18. Puget Sound The Puget Sound is the second largest estuary in the United States. Its numerous glacier-carved channels and branches are fed by freshwater from over 10,000 rivers and streams that flow down from the Olympic and Cascade Mountains to the wetlands, salt marshes, and bays of the Sound. The Puget Sound's climate, extensive shoreline, nutrient-rich waters, and diverse habitats sustain a variety of wildlife. It is also a place of tremendous natural beauty, with its mountains, rugged coastline, and evergreen forests.
19. Red Desert The Red Desert of southern Wyoming is one of the last high-desert ecosystems in North America. Its varied landscape of buttes, dunes, sagebrush steppe, mountains and rocky pinnacles is home to some of the continents most hidden treasures: The largest living dune system in the United States The largest migratory herd of pronghorn in the lower 48 states The world's largest herd of desert elk And, at its heart, the Great Divide Basin--a large depression along the Continental Divide from which surface water does not flow out to either the Atlantic or the Pacific.
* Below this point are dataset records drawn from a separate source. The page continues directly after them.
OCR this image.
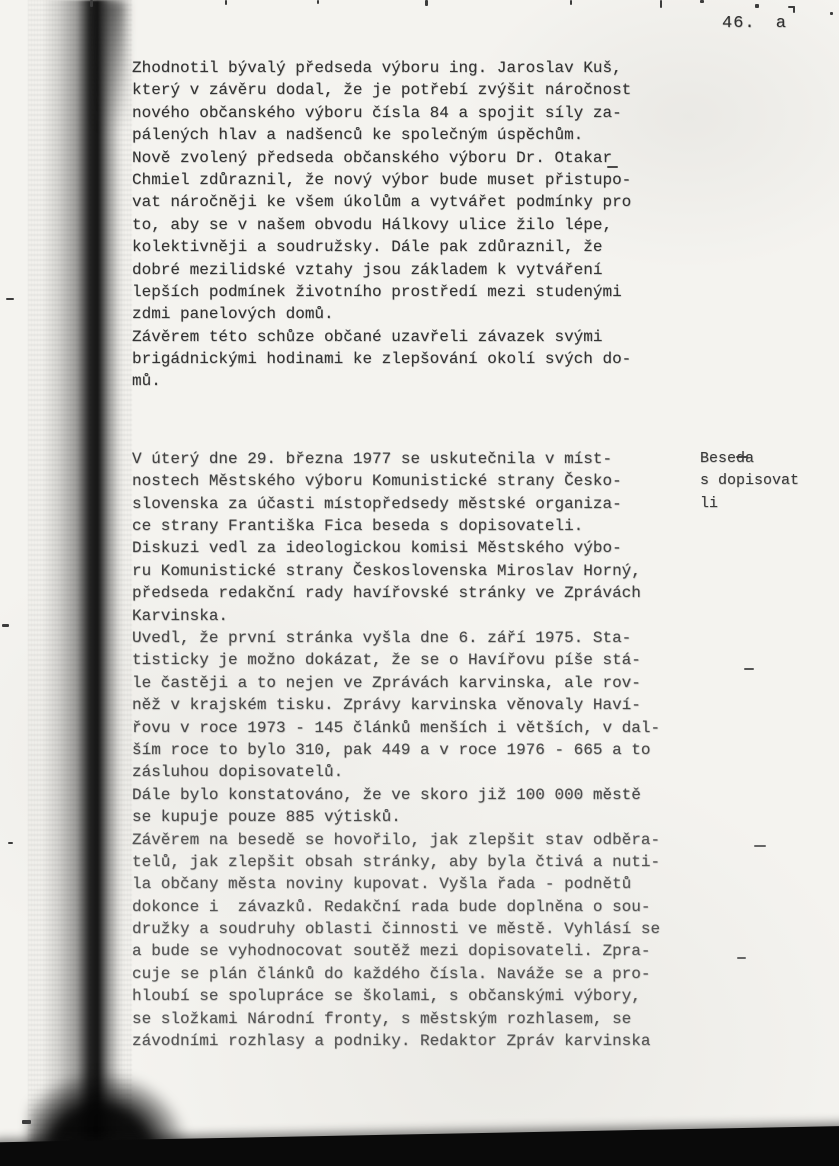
46. a
Zhodnotil bývalý předseda výboru ing. Jaroslav Kuš,
který v závěru dodal, že je potřebí zvýšit náročnost
nového občanského výboru čísla 84 a spojit síly za-
pálených hlav a nadšenců ke společným úspěchům.
Nově zvolený předseda občanského výboru Dr. Otakar
Chmiel zdůraznil, že nový výbor bude muset přistupo-
vat náročněji ke všem úkolům a vytvářet podmínky pro
to, aby se v našem obvodu Hálkovy ulice žilo lépe,
kolektivněji a soudružsky. Dále pak zdůraznil, že
dobré mezilidské vztahy jsou základem k vytváření
lepších podmínek životního prostředí mezi studenými
zdmi panelových domů.
Závěrem této schůze občané uzavřeli závazek svými
brigádnickými hodinami ke zlepšování okolí svých do-
mů.
V úterý dne 29. března 1977 se uskutečnila v míst-
nostech Městského výboru Komunistické strany Česko-
slovenska za účasti místopředsedy městské organiza-
ce strany Františka Fica beseda s dopisovateli.
Diskuzi vedl za ideologickou komisi Městského výbo-
ru Komunistické strany Československa Miroslav Horný,
předseda redakční rady havířovské stránky ve Zprávách
Karvinska.
Uvedl, že první stránka vyšla dne 6. září 1975. Sta-
tisticky je možno dokázat, že se o Havířovu píše stá-
le častěji a to nejen ve Zprávách karvinska, ale rov-
něž v krajském tisku. Zprávy karvinska věnovaly Haví-
řovu v roce 1973 - 145 článků menších i větších, v dal-
ším roce to bylo 310, pak 449 a v roce 1976 - 665 a to
zásluhou dopisovatelů.
Dále bylo konstatováno, že ve skoro již 100 000 městě
se kupuje pouze 885 výtisků.
Závěrem na besedě se hovořilo, jak zlepšit stav odběra-
telů, jak zlepšit obsah stránky, aby byla čtivá a nuti-
la občany města noviny kupovat. Vyšla řada - podnětů
dokonce i  závazků. Redakční rada bude doplněna o sou-
družky a soudruhy oblasti činnosti ve městě. Vyhlásí se
a bude se vyhodnocovat soutěž mezi dopisovateli. Zpra-
cuje se plán článků do každého čísla. Naváže se a pro-
hloubí se spolupráce se školami, s občanskými výbory,
se složkami Národní fronty, s městským rozhlasem, se
závodními rozhlasy a podniky. Redaktor Zpráv karvinska
Beseda
s dopisovat
li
20. Yellowstone Established in 1872, Yellowstone National Park is America's first National Park. Located in Wyoming, Montana, and Idaho, it is home to a large variety of wildlife, including grizzly bears, wolves, bison, and elk. Yellowstone is sitting on a large volcanic field that, millions of years ago, had some of the world's largest known eruptions. That legacy makes it the site of the Earth's largest concentration of geysers, including Old Faithful, and some of the world's most extraordinary hot springs.